Hoe beoordeelt u de berichtgeving (http://www.trunews.com/turkey-invades-syria-army-spotted-near-aleppo/) dat Turkije artillerieaanvallen uitvoert op de Syrische Koerden en zelfs Syrië met grondtroepen binnengevallen zou zijn? Bent u bereid dit te onderzoeken, bij Turkije om opheldering te vragen en, indien waar, deze acties ondubbelzinnig te veroordelen?

Antwoord vraag 44

Vanwege de raketbeschietingen die afgelopen maanden werden uitgevoerd op de Turkse grensplaats Kilis, waarbij diverse slachtoffers vielen, heeft Turkije de afgelopen weken artilleriebeschietingen op ISIS-stellingen uitgevoerd.

Met de ingang van de wapenstilstand op 27 februari jongstleden heeft Turkije beschietingen op stellingen van de PYD/YPG gestaakt. De geruchten over de inzet van Turkse grondtroepen zijn het kabinet bekend. Deze zijn echter onbevestigd.

Vraag 45

Bent u bereid de opmars van de Syrian Democratic Forces (SDF) richting Raqqa te ondersteunen met luchtaanvallen door Nederlandse F-16's? Zo nee, waarom niet?

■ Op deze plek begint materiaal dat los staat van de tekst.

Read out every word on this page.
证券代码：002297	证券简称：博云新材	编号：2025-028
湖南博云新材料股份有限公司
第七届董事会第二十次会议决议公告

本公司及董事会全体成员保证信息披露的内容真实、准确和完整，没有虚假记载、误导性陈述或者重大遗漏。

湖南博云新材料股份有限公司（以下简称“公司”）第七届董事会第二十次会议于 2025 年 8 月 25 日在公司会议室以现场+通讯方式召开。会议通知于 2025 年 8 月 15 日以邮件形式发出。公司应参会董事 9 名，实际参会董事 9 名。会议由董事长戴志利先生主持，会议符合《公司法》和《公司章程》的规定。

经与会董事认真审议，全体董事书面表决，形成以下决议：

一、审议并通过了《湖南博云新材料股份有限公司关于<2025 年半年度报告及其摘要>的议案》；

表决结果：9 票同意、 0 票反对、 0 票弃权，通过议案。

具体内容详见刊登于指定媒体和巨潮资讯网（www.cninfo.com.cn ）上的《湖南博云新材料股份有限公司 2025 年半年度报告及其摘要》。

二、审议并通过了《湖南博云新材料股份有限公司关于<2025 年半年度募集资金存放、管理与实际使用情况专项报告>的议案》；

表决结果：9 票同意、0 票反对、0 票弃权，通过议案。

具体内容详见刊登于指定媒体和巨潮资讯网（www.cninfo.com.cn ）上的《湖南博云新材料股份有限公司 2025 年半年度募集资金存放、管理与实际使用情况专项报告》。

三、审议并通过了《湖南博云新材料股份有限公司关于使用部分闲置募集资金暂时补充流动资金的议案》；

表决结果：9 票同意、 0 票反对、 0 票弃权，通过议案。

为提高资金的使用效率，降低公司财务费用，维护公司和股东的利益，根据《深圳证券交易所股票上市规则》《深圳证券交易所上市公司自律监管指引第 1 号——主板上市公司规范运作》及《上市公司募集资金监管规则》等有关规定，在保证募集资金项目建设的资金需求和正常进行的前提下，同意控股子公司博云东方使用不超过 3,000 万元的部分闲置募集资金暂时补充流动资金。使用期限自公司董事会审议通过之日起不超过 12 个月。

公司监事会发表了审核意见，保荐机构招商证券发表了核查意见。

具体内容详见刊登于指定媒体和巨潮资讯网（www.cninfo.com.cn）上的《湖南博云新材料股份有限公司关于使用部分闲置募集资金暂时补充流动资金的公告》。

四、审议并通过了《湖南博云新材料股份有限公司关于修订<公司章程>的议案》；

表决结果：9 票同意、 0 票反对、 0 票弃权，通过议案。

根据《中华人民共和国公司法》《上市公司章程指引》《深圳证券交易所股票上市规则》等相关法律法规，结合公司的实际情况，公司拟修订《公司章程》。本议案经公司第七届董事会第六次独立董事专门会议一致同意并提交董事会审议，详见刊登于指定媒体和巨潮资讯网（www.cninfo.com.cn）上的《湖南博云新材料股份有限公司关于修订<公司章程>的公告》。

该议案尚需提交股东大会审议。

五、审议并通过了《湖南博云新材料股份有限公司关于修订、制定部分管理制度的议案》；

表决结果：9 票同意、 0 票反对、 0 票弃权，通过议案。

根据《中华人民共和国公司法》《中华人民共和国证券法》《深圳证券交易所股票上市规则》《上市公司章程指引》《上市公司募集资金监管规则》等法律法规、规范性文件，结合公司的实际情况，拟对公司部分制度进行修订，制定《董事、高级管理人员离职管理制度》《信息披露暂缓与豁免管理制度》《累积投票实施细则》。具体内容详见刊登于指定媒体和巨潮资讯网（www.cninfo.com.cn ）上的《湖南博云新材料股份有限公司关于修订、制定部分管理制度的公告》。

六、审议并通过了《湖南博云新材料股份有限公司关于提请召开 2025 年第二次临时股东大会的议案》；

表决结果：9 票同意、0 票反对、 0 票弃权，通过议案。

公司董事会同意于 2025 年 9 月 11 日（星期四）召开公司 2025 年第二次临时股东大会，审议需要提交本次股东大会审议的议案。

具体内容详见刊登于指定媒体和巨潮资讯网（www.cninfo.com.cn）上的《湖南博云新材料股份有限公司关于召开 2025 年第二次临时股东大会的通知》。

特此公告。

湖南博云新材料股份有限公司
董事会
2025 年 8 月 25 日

Hanteert Nederland op dit punt een «caveat»?

Antwoord vraag 45

De inzet van de Nederlandse F-16’s in Syrië richt zich op het aanpakken van belangrijke elementen van de grensoverschrijdende aanvoerlijnen van ISIS vanuit Oost-Syrië naar Irak. Daarbij is inzet primair gericht op vooraf gestelde doelen (Air Interdiction). Zoals gesteld in de aanvullende artikel 100-brief inzake de Nederlandse bijdrage aan de strijd tegen ISIS van 29 januari jl. (Kamerstuk 27 925, nr. 570), evenals in de beantwoording van de schriftelijke vragen inzake de inzet van de Nederlandse F-16’s boven Syrië van 12 mei jl. (Kamerstuk 27 925, nr. 591), kan de coalitie waar nodig ook close air support-missies uitvoeren ten gunste van gematigde gewapende Syrische oppositiegroepen die strijden tegen ISIS. Overigens zijn de SDF-inspanningen inmiddels vooral gericht op het offensief op Manbij.

Vraag 46

Welk deel van de steun aan gematigde gewapende Syrische oppositie is tot nu toe daadwerkelijk geleverd?

Antwoord vraag 46

In 2015 is steun aan gematigde gewapende oppositie geleverd ter waarde van 3 miljoen euro. Vervolgens werd onder hetzelfde programma eind 2015 nog eens 10 miljoen euro gecommitteerd, waarvan inmiddels de helft is besteed. Van de begin 2016 aangekondigde extra € 10 miljoen voor gematigde gewapende Syrische oppositiegroepen en het Access to Justice and Community Security Programme, is ongeveer € 3,5 miljoen bestemd voor steun aan gematigde gewapende groepen. Een deel van dit bedrag wordt gereserveerd om de steun na uitputting van de eerste € 10 miljoen te kunnen continueren. Een ander deel wordt gebruikt voor nieuwe NLA (Non Lethal Assistance)-projecten die op dit moment in ontwikkeling zijn. De bijdrage van € 5 miljoen aan medische capaciteit en het tegengaan van smokkel en extremisme bevindt zich in de afrondende fase.

Vraag 47

Welke «andere basisbenodigdheden» zijn door Nederland geleverd aan gematigde gewapende oppositie in Syrië?

Antwoord vraag 47

Andere basisbenodigdheden die zijn geleverd zijn: hygiënische kits, slaapmatten, stretchers, tenten en brandblussers.

Vraag 48

Hoe wordt uitgesloten dat gematigde gewapende oppositie in Syrië, waar Nederland steun aan verleent, samenwerkt met Jabhat al-Nusra?

Vraag 50

Wat verstaat u onder «gematigde gewapende Syrische oppositie»? Vallen hier ook jihadistische, salafistische groeperingen onder? Bent u bereid openheid te geven over de groeperingen die u steunt?

Antwoorden vraag 48 en 50

Het kabinet neemt gematigde groepen in overweging die door partners – aan de hand van een zogenoemde vettingprocedure – als voldoende betrouwbaar zijn beoordeeld. In aanvulling op deze voorselectie hanteert het kabinet een eigen vetting-procedure, die groepen blijvend toetst aan een aantal voor het kabinet doorslaggevende criteria. Het betreft onder andere criteria om uit te sluiten dat operationele samenwerking met extremistische groepen aan de orde is, om zeker te stellen dat deze groepen een inclusieve politieke oplossing nastreven en om te garanderen dat groepen gecommitteerd zijn aan de naleving van het humanitair oorlogsrecht.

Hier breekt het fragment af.